10.06.2015
Auf dem 16. Europäischen Kongress für Orthopädie, orthopädische Chirurgie und Traumatologie (EFORT) in Prag mit 7000 Teilnehmern hielt TUHH-Professor Michael M. Morlock, die „Erwin Morscher Gedächtnis Vorlesung“. „Die Einladung, diese Vorlesung halten zu dürfen ist neben der „Michael Freeman Gedächtnisvorlesung“ eine der beiden höchsten Auszeichnungen, die die EFORT bei ihren jährlichen Kongressen verleiht“, so der Leiter des Instituts für Biomechanik an der Technischen Universität Hamburg (TUHH).
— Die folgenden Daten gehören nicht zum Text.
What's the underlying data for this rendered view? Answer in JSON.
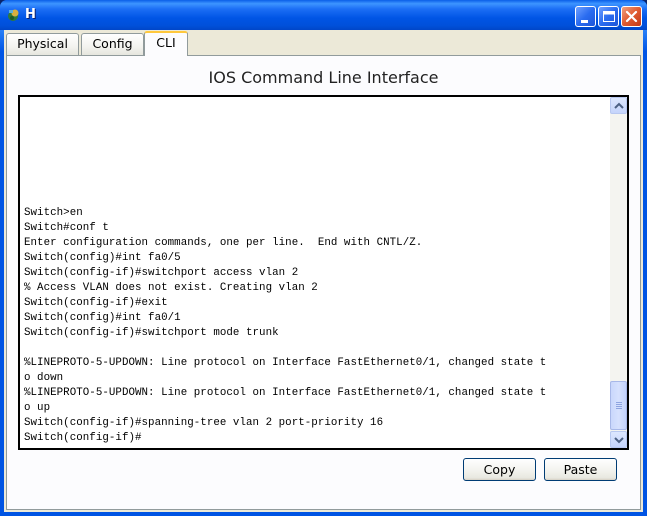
{
  "window": {
    "title": "H",
    "icon": "packet-tracer-device-icon",
    "controls": {
      "minimize": "minimize-icon",
      "maximize": "maximize-icon",
      "close": "close-icon"
    }
  },
  "tabs": [
    {
      "label": "Physical",
      "active": false
    },
    {
      "label": "Config",
      "active": false
    },
    {
      "label": "CLI",
      "active": true
    }
  ],
  "panel": {
    "title": "IOS Command Line Interface"
  },
  "terminal": {
    "lines": [
      "Switch>en",
      "Switch#conf t",
      "Enter configuration commands, one per line.  End with CNTL/Z.",
      "Switch(config)#int fa0/5",
      "Switch(config-if)#switchport access vlan 2",
      "% Access VLAN does not exist. Creating vlan 2",
      "Switch(config-if)#exit",
      "Switch(config)#int fa0/1",
      "Switch(config-if)#switchport mode trunk",
      "",
      "%LINEPROTO-5-UPDOWN: Line protocol on Interface FastEthernet0/1, changed state t",
      "o down",
      "%LINEPROTO-5-UPDOWN: Line protocol on Interface FastEthernet0/1, changed state t",
      "o up",
      "Switch(config-if)#spanning-tree vlan 2 port-priority 16",
      "Switch(config-if)#"
    ],
    "scroll_position": "bottom"
  },
  "buttons": {
    "copy": "Copy",
    "paste": "Paste"
  }
}
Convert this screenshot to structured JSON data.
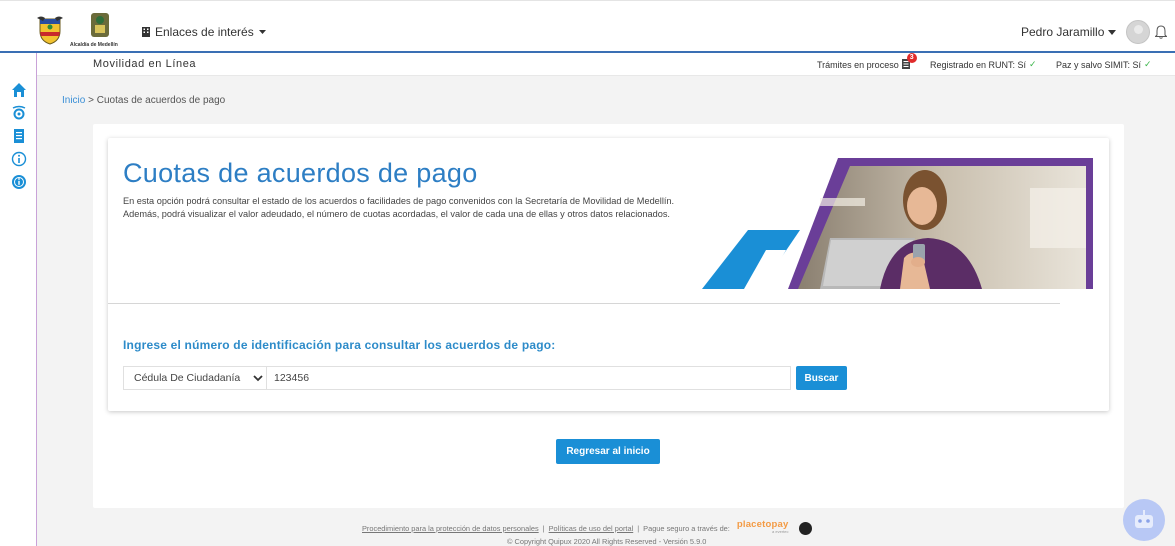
{
  "header": {
    "alcaldia_logo_text": "Alcaldía de Medellín",
    "enlaces_label": "Enlaces de interés",
    "user_name": "Pedro Jaramillo"
  },
  "subheader": {
    "title": "Movilidad en Línea",
    "tramites_label": "Trámites en proceso",
    "tramites_count": "3",
    "runt_label": "Registrado en RUNT: Sí",
    "simit_label": "Paz y salvo SIMIT: Sí"
  },
  "breadcrumb": {
    "home": "Inicio",
    "separator": ">",
    "current": "Cuotas de acuerdos de pago"
  },
  "page": {
    "title": "Cuotas de acuerdos de pago",
    "description": "En esta opción podrá consultar el estado de los acuerdos o facilidades de pago convenidos con la Secretaría de Movilidad de Medellín. Además, podrá visualizar el valor adeudado, el número de cuotas acordadas, el valor de cada una de ellas y otros datos relacionados."
  },
  "query": {
    "label": "Ingrese el número de identificación para consultar los acuerdos de pago:",
    "doc_type_selected": "Cédula De Ciudadanía",
    "id_value": "123456",
    "search_button": "Buscar"
  },
  "back_button": "Regresar al inicio",
  "footer": {
    "link_privacy": "Procedimiento para la protección de datos personales",
    "sep1": "|",
    "link_policies": "Políticas de uso del portal",
    "sep2": "|",
    "pay_text": "Pague seguro a través de:",
    "placetopay_brand": "placetopay",
    "placetopay_sub": "a evertec",
    "copyright": "© Copyright Quipux 2020 All Rights Reserved - Versión 5.9.0"
  },
  "colors": {
    "primary": "#1a8fd6",
    "title_blue": "#2d7ec4",
    "accent_purple": "#6a3e98",
    "header_line": "#3a6fb4",
    "check_green": "#3bb54a"
  },
  "icons": {
    "sidebar": [
      "home-icon",
      "gear-icon",
      "document-icon",
      "info-icon",
      "info-filled-icon"
    ]
  }
}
Morlock referierte im Prager Kongresszentrum in einem Plenarfestvortrag zum Thema „Wie wichtig ist heute noch das Implantatmaterial und der Implantattyp?“ Sein ernüchterndes Fazit: „Eine weitere Funktionsverbesserung von künstlichen Hüftgelenken kann hauptsächlich über eine bessere Aus- und Weiterbildung und weniger durch Produktinnovationen erreicht werden.“
Mittlerweile investiert das Institut für Biomechanik fast 50 Prozent seiner Arbeit in die Weiterbildung auf speziellen Schulungsveranstaltungen. TUHH-Wissenschaftler Morlock kennt das Geschäft: Als Biomechaniker hat er sich der Gesundheitsforschung verpflichtet und entwickelt präklinische Testverfahren von Gelenkersatz für die großen Gelenke des Menschen. Sein Ziel dabei ist der maximale Gewebeerhalt und die Langlebigkeit der Versorgung. "Wenn heute beim Patienten Probleme mit Implantaten auftreten, so sind diese fast immer auf zwei völlig unterschiedliche Ursachen zurückzuführen: bei den verfügbaren etablierten Prothesendesigns sind in der Mehrzahl der Fälle nicht das Design oder das Material des Implantats, sondern der Operateur oder der Patient die Verursacher. Bei neuen Implantatdesigns hingegen können in der klinischen Anwendung zuvor unbekannte Probleme auftreten, die bei der präklinischen Testung auf Grund ihrer Komplexität nicht adressiert werden konnten.“ Heute sei die gesamte Medizintechnik - und speziell Implantate und Endoprothesen - soweit entwickelt, dass die Produkte selbst kaum noch versagten. Probleme hingegen würden an der Grenzfläche zum Knochen oder zu anderen Implantatkomponenten auftreten. Die Betroffenen (Arzt, Krankenhaus, Patient) seien daran interessiert, Innovationen möglichst schnell einzuführen, auch wenn noch keine ausreichenden klinischen Erfahrungen vorlägen. Morlock: „Durch dieses Vorgehen führte in den letzten zehn Jahren eine Handvoll neuartiger Designs zu einer erhöhten Rate von Implantatversagen beim Patienten. Die großen Medizintechnikhersteller sahen sich gezwungen, die weltweit betroffenen Patienten mit insgesamt mehr als 5 Milliarden Euro zu entschädigen. Es muss dringend ein Vorgehen entwickelt werden, wie derartige Probleme in der Zukunft verhindert werden können um weitere Innovationen überhaupt zu ermöglichen. Eine schrittweise kontrollierte Einführung neuartiger Produkte in Verbindung mit einem verbindlichen Endoprothesenregister ist hierfür unerlässlich“.
EFORT
Die European Federation of National Associations of Orthopaedics and Traumatology (EFORT) ist die Dachorganisation nationaler orthopädischer Fachgesellschaften in Europa. EFORT wurde 1991 im italienischen Marentino gegründet. Heute gehören ihr 45 nationale Mitgliedsgesellschaften aus 42 Ländern und elf assoziierte wissenschaftliche Organisationen an. EFORT ist eine Non-Profit Organisation. Das Ziel der Mitgliedsgesellschaften ist es, den Austausch von wissenschaftlichem Fachwissen und von Erfahrungen in der Vorbeugung und Behandlung von Krankheiten und Verletzungen des muskuloskelettalen Systems zu fordern. EFORT organisiert einen jährlichen Kongress, Seminare, Kurse, Foren und Konferenzen in ganz Europa. Ferner werden Grundlagenforschung und klinische Forschung initiiert und unterstützt.
Professor Erwin W. Morscher (1929-2008) gehörte zu den international bekanntesten und geschätzten orthopädischen Chirurgen. Er war Pionier bei der Einführung innovativer Hüftgelenksimplantate basierend auf biomechanischen Überlegungen, der Arthroskopie und der Skoliosechirurgie in der Schweiz. Seine Innovationen im Bereich der Hüftendoprothetik und der Wirbelsäulenchirurgie wirken auch heute noch fort.